Sepulang dari tempat cuci foto akupun langsung ke tempat penjual sate. mengambil sate pesananku. Beberapa pembeli tampak sedang menunggu pesanan mereka. Si Mbak penjual sate dan suaminya juga tampak sibuk meracik pesanan pembeli. "Maaf satenya blum jadi," begitu kata si Mas penjual sate. Aih, kepalaku serasa mendidih. pesananku satu setengah jam lalu belum juga jadi. Padahal kulihat beberapa pembeli sate telah dilayani. Aku diam. Di dalam marah. Kemudian tanpa sepatah katapun kutinggalkan warung tersebut. Biarlah aku tak usah mengambil sate itu lagi.
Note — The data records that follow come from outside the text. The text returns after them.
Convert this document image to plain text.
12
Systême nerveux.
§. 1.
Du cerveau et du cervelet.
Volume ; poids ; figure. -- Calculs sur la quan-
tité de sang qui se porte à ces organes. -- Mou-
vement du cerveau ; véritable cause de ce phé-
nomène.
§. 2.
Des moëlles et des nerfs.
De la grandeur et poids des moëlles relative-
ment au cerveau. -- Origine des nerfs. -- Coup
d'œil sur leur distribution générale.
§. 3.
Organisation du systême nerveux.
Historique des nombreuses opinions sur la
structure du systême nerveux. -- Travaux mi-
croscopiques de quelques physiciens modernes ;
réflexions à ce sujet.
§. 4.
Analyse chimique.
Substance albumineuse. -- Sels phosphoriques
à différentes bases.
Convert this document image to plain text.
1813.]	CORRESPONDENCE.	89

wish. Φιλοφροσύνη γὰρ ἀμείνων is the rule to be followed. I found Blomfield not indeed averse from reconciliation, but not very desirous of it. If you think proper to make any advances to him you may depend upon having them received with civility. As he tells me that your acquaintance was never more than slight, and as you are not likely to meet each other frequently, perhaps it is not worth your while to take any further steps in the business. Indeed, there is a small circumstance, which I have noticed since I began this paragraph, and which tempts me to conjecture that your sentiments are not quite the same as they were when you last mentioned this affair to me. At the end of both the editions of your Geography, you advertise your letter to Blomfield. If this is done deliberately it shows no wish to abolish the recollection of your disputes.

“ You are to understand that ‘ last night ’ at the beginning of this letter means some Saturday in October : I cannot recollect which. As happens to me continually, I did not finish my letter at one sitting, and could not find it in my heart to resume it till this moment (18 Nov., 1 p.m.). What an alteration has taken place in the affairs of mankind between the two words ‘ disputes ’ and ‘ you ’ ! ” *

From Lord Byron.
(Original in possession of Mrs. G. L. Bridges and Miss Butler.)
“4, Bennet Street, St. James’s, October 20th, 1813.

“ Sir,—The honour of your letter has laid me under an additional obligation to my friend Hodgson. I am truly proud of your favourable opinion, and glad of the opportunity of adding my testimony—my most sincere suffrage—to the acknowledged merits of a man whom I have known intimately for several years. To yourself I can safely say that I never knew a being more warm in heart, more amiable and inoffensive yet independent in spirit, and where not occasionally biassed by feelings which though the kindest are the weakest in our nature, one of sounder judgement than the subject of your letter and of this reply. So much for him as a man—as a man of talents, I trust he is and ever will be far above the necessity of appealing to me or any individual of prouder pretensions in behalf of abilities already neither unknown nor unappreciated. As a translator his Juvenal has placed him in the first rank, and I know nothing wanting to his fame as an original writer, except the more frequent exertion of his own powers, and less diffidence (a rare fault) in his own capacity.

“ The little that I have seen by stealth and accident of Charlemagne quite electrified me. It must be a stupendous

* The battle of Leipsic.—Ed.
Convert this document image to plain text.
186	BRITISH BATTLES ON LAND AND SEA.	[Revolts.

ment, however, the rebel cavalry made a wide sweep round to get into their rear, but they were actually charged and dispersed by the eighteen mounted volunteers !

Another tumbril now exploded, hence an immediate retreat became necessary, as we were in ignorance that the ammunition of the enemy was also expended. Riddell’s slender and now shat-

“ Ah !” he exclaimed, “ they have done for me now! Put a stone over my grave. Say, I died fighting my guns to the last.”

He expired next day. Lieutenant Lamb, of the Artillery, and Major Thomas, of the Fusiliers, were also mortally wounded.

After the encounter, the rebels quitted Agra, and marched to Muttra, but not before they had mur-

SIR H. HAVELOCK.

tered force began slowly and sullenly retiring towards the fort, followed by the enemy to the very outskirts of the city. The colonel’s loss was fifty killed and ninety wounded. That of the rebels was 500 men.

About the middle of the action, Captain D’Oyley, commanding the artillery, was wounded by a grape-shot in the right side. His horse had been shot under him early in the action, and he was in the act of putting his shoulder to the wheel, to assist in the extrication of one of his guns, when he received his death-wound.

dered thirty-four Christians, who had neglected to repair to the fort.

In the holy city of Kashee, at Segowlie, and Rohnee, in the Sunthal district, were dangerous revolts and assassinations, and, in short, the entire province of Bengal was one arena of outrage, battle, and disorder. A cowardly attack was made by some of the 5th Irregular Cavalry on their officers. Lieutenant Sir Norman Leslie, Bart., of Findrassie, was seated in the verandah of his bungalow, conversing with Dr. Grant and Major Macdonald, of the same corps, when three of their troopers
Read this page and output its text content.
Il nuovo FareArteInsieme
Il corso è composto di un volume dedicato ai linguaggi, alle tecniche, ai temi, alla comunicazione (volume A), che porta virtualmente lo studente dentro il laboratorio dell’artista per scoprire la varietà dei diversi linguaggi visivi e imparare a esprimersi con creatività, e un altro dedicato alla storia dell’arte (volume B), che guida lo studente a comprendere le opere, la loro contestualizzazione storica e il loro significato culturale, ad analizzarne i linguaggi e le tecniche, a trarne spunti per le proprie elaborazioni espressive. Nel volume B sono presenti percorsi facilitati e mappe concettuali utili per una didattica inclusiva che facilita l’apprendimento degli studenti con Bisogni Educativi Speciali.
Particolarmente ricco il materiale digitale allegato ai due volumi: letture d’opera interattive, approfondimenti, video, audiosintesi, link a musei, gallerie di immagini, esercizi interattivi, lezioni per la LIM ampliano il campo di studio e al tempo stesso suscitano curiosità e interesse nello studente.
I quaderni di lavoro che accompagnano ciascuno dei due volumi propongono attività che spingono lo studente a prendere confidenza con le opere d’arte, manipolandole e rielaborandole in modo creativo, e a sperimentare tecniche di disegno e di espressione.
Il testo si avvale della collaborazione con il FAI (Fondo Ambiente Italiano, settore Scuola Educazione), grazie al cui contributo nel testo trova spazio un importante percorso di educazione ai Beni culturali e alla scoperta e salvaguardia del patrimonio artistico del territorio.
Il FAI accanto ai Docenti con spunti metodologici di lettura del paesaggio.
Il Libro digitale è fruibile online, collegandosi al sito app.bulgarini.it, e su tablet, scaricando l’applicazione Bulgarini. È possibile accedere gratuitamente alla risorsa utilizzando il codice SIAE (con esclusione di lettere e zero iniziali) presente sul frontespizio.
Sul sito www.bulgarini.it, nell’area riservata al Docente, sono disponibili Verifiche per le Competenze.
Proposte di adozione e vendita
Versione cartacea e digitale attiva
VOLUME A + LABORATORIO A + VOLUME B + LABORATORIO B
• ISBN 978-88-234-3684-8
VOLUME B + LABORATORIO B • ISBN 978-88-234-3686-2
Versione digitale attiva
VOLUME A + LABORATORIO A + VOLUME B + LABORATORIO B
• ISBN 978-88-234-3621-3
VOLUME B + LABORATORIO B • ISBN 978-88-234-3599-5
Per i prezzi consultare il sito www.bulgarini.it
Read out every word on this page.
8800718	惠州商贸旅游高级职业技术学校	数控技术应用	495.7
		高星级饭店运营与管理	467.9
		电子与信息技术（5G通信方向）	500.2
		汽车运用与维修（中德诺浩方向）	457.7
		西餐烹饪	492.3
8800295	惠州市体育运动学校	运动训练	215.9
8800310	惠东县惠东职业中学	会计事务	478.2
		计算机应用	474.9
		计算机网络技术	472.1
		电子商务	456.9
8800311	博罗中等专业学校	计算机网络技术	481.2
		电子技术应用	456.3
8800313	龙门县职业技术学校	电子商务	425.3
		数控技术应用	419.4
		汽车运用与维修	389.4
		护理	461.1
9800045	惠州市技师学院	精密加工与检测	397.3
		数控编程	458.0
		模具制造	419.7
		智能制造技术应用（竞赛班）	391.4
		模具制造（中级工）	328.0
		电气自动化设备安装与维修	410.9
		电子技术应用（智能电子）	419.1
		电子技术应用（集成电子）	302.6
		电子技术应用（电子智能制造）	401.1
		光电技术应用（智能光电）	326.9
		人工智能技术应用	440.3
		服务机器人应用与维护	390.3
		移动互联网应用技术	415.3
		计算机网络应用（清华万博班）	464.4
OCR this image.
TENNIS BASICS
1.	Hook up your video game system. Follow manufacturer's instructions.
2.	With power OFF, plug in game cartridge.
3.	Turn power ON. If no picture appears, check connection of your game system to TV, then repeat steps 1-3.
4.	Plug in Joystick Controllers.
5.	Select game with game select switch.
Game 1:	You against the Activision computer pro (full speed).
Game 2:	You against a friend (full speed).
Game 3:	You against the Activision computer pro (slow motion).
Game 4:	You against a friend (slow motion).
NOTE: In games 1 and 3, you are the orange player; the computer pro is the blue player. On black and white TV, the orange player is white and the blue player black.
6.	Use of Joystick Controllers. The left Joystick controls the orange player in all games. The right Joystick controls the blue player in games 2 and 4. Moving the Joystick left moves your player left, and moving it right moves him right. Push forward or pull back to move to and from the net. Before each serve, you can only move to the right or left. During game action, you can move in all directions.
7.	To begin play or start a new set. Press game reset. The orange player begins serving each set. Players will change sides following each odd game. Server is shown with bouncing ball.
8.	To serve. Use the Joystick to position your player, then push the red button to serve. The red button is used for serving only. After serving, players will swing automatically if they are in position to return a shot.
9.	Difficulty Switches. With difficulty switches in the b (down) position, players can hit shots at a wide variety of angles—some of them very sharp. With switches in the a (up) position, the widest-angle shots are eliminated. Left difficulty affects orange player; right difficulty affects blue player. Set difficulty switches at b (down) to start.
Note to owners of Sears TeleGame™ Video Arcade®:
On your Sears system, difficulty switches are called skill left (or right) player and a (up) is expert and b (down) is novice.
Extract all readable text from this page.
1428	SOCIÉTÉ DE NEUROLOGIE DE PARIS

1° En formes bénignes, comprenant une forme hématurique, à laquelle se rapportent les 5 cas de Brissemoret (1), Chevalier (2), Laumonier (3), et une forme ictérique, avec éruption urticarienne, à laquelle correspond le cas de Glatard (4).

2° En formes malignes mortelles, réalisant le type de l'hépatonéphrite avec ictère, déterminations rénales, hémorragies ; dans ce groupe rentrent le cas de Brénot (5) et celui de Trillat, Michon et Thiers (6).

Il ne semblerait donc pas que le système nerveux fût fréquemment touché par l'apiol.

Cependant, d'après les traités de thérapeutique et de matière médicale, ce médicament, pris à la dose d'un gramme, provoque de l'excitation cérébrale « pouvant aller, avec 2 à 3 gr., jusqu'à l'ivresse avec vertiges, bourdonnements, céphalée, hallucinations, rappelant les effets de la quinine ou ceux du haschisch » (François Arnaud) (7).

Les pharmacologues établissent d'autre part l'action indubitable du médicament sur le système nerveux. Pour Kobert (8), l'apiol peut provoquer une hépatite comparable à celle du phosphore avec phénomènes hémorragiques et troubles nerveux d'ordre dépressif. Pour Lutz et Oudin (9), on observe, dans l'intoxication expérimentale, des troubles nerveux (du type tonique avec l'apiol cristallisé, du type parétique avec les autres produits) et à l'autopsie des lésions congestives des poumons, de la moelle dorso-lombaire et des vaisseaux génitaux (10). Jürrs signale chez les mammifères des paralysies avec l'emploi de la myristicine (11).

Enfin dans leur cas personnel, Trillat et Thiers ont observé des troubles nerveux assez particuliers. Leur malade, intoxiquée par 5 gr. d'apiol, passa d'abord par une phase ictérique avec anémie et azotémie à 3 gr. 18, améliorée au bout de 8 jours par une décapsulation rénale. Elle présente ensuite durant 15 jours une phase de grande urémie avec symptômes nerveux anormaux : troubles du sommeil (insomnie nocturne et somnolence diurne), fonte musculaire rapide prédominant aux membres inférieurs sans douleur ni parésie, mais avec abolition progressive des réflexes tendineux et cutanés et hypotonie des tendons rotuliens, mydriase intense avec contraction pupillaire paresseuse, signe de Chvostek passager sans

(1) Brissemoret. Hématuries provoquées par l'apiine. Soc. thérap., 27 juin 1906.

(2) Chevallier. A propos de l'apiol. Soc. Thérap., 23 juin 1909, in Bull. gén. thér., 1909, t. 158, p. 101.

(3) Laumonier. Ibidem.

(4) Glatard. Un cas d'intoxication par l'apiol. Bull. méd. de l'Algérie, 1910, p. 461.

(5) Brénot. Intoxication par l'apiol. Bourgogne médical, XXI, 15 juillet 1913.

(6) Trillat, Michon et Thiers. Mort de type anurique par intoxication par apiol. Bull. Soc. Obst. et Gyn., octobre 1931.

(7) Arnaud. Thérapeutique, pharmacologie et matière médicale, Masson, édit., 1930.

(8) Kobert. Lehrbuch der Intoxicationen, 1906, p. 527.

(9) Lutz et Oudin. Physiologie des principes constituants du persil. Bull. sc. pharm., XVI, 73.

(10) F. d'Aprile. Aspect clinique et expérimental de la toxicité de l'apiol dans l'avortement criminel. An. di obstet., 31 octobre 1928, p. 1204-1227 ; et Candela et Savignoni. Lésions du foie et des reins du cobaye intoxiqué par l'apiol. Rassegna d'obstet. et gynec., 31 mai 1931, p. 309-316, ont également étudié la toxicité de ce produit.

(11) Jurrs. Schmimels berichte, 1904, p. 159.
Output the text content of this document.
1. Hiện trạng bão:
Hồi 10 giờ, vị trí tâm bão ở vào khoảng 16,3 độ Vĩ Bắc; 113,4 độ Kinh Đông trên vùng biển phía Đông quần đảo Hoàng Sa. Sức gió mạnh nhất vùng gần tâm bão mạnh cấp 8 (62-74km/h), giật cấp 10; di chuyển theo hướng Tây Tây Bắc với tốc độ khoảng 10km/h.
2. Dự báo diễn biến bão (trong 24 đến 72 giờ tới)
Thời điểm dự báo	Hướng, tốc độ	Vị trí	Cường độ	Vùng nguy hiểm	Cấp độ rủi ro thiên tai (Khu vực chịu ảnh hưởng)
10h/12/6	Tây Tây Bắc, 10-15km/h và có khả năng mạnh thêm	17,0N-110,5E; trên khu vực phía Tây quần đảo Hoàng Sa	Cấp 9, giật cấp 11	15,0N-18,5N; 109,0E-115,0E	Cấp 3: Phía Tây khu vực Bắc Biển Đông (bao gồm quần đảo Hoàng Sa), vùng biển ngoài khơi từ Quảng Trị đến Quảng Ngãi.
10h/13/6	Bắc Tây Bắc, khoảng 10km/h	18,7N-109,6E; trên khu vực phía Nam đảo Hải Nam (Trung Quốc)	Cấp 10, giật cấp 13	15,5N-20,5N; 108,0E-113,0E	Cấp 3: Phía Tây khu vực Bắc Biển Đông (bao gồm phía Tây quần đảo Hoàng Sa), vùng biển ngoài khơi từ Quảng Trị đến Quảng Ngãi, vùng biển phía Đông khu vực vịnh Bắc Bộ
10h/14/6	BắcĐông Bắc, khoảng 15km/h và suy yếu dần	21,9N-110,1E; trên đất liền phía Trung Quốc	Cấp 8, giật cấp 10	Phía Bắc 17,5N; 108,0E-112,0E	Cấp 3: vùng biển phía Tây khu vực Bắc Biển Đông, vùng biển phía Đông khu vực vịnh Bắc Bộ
Tak apa rugi 12 ribu dari pada dibuat kecewa seperti ini. Beberapa minggu kedepan aku harus menahan keinginan dulu untuk membeli sate di warung mereka. Mereka telah mengecewakanku. Sepanjang jalan aku terus menggerutu.
Ketika telah lewat pukul sepuluh aku memberanikan diri ke tempat penjual sate itu lagi. Kali ini pikiranku telah jernih. Kejadian tadi tidak mungkin terjadi kalau aku tidak datang sebelum jam sepuluh. Mungkin si mbaknya akan segera membuatkan sate pesananku jam 10 tepat. Tak apalah. Aku berusaha berpikir positif.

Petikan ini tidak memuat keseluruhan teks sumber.